- Women's Health
A Complete Guide on Screening for the Commonest Cancer among Females!
Breast cancer is the commonest cancer among women, accounting for 22.9% of all cancers among women worldwide and resulting in 13.7% of cancer related deaths all over the world. Due the over all aging of the population of the world, the prevalence of breast cancer is expected to rise even further. Healthy individuals (particularly women) can be screened, in order to detect breast cancer and the precancerous lesions of breasts at an early stage so that interventions can be made to treat the disease at an early stage so that distant spread and extensive therapeutic interventions (which have many side effects) can be avoided. Though, this is a must for those women who have at least to risk factors mentioned in the hub linked below, it is advisable for any female to undergo screening of breasts for cancer.
- What is Breast Cancer - a guide to risk factors and features!
Breast cancer is the commonest cancer among women. The risk factors for breast cancer and the alarming features of breast cancer are discussed in this article.
What are the methods of screening for breast cancer?
1. Self Examination of the breasts
It is important for every female to know how to screen their breasts for cancer after puberty. This should be performed as a routine in every month. The examination should be performed in four different instances to increase the rate of detection.
a) While bathing – the breasts should be palpated (touched) with soap applied lightly over the breasts. This allows the changes in consistency of the breasts and the texture of the skin to be felt easily.

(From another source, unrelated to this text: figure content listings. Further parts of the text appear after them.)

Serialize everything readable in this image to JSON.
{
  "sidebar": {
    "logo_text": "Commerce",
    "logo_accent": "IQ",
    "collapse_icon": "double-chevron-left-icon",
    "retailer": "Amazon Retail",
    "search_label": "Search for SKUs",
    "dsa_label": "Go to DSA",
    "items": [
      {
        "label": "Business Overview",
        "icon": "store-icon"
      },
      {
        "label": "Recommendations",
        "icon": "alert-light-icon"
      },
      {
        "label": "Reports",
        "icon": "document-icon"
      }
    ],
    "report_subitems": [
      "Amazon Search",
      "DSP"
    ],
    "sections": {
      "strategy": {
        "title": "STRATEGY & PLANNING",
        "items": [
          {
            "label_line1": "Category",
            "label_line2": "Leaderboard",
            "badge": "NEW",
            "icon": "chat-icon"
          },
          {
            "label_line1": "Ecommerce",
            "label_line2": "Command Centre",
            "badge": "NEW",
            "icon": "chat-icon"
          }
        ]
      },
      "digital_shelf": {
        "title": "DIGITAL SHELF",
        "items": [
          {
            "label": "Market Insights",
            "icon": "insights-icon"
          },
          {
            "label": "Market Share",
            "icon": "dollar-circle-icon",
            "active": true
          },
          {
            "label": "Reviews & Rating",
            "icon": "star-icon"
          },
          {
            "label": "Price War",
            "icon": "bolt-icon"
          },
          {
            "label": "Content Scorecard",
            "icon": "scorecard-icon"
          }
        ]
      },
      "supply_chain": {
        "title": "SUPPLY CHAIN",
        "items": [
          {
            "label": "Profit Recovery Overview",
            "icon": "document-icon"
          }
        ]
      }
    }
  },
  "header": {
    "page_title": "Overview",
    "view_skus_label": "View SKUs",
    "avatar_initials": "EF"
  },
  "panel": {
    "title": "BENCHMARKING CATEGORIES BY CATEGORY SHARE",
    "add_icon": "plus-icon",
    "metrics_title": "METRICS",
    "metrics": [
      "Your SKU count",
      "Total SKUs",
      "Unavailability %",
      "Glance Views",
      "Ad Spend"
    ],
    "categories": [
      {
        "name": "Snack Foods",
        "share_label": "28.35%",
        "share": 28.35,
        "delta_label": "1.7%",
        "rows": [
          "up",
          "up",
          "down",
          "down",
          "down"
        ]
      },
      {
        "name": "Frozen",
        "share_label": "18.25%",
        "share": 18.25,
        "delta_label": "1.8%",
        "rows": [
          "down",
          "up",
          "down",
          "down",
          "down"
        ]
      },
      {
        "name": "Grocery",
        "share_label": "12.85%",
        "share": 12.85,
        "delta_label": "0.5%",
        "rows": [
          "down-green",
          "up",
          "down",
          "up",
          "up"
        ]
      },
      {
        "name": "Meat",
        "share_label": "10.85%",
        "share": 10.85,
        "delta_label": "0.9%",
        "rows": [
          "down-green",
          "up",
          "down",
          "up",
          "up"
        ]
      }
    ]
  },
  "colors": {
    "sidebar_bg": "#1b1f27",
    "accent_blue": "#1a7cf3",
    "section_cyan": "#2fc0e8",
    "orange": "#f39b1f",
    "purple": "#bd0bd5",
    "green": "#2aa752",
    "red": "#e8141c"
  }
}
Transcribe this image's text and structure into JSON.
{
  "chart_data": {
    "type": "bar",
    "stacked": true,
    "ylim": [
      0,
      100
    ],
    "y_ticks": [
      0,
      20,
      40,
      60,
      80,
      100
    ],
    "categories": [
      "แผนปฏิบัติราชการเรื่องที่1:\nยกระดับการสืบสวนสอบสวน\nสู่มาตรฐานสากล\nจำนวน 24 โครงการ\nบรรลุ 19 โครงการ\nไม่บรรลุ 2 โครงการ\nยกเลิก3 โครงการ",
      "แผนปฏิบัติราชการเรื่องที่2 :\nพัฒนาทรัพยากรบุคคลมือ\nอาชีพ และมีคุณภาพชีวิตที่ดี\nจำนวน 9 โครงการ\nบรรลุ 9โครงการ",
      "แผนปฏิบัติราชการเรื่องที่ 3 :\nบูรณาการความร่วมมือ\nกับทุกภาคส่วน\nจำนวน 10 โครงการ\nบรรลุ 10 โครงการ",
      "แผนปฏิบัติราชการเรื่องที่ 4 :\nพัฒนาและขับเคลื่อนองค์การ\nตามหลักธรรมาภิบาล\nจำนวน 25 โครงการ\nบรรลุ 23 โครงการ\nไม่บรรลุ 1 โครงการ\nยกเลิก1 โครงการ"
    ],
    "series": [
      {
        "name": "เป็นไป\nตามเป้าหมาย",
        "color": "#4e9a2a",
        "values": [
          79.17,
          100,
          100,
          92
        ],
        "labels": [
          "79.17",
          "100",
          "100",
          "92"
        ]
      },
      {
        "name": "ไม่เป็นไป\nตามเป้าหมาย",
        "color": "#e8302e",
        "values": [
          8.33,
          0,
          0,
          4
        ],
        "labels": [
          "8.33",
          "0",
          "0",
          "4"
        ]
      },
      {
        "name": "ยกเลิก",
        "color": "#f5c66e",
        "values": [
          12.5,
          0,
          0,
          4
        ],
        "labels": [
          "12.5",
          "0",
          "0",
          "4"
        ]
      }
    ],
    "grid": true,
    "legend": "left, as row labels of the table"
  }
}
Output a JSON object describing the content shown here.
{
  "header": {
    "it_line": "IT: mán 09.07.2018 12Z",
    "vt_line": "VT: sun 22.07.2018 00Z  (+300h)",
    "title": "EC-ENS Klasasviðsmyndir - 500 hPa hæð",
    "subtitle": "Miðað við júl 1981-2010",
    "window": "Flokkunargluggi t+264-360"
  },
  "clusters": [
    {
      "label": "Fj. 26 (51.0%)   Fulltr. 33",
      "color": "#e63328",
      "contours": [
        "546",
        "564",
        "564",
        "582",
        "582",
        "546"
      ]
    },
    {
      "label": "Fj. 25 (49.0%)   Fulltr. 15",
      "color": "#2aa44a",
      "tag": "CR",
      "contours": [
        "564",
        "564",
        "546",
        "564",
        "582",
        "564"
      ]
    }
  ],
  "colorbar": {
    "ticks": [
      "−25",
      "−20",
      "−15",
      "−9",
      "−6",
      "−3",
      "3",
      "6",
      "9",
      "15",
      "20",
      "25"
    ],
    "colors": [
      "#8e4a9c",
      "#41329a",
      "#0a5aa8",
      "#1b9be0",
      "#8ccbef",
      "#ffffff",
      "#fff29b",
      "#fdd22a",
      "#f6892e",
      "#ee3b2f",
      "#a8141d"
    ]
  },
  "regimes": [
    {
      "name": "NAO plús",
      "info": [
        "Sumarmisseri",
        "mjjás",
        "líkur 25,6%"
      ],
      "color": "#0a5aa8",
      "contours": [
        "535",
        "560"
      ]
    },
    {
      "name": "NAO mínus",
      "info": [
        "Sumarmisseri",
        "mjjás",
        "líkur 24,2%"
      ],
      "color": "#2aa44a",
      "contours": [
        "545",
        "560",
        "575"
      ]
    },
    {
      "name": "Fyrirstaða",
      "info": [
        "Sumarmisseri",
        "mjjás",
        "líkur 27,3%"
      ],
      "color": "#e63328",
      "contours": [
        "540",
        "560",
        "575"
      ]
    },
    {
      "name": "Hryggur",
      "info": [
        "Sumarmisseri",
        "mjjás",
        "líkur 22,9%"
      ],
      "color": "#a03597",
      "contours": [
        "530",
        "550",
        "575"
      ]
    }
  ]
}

b) In front of a mirror – the breasts should be inspected (observed) while standing in front of a mirror, for any changes in the size, shape, colour and the texture of the skin. The nipples should also be inspected for asymmetry and changes of shape. It is advisable to do this inspection while the arms dropping on either side of the body, while the arms raised and while the hands pressing on the hips on either side.
c) While lying flat (supine) – the breasts should be palpated (touched) while lying on a bed facing the ceiling. Each breast should be palpated in a circular manner starting from the nipple and going circularly to the periphery until the whole breast is palpated. The nipple should also be squeezed to see whether any discharges can be expressed.
d) Palpating the axillae (armpits) – the armpits should be palpated to check for enlarged or tender (painful to touch) lymph nodes.
Abnormalities detected during self examination of the breast should always be confirmed by examination by a physician or a healthcare professional trained in screening for breast disease. This is important to exclude the benign (non-cancerous) breast disease which can also present with almost all the features of breast cancer, except for the features due to distant spread. In addition, every clinical interview in a woman over the age of 35 years should be used as an opportunity to screen for breast cancer.
The special task force formed to minimize morbidity due to breast cancer, recommended performing mammography in all the women from 50 years to 70 years of age, once in every 2 years to detect the premalignant (before becoming cancer) stages of breast cancer. This is a set of simple X-ray films of the breast, imaging the breast tissue. However, the disadvantages include, pain during the procedure, the relatively high cost compared to clinical examination and the small increased risk of developing breast cancer due to the exposure to radiation.
3. Tests for BRCA 1 and BRCA 2 Genes
BRCA genes put the individuals at a very high risk of developing breast cancer. Therefore, individuals who have a very high likelihood of having one of the genes should be screened. If an individual is found to have the gene, it is recommended to perform prophylactic mastectomy (removal of the breast) on both sides, with breast implantation (e.g. – silicon) as the risk is very high.
4. Molecular Breast Screening
This method of screening is yet at the level of research but may emerge very soon. With molecular screening, women who are at a higher risk of developing breast cancer can be easily recognized so that they can be followed-up more frequently or if the risk appears to be very high, prophylactic mastectomy performed.
Screening for breast cancer is a very important concept, which had lead to saving many women with progressing into advanced breast cancer and by that saving many years of life which would have been spent with the cancer, its complications and the side effects of the treatment. This also gives reassurance to healthy women. As a result, breast cancer screening is said to be one f the most successful screening programs world wide like the screening program for cervical cancer.